Such variations in the strength or the timing of endogenous signals are likely to occur, for instance, when comparing an overlap condition (in which the fixation stays after target appearance) with a step condition (in which fixation offset coincides with target onset). Our conclusions therefore appear very consistent with the finding of Reingold and Stampe (2002) that dip amplitude is larger in the overlap condition.
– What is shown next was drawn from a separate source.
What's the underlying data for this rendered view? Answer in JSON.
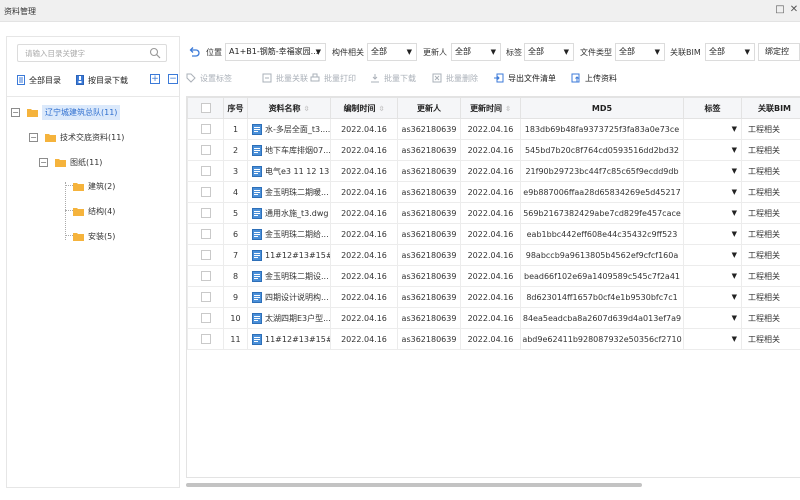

The simulated distributions on Figure 2 (right column) were obtained with the following numerical values, chosen to best match the performance of observer 1: δexo = 50 ms, aexo = 80 for target and distractor, δendo = 75 ms, aendo = 14 for target and 10 for fixation, aη = 50 (note that these values are scaled in reference to the threshold, which is arbitrarily chosen). When used in our model, these values produce reasonable simulation of both the dip durations and the post-dip recovery periods without any additional fitting. The behavior of the model is fairly stable around these numerical values and can be systematically adapted to match individual performance and suit the specificities of the experimental design as well as the stimuli used (see below).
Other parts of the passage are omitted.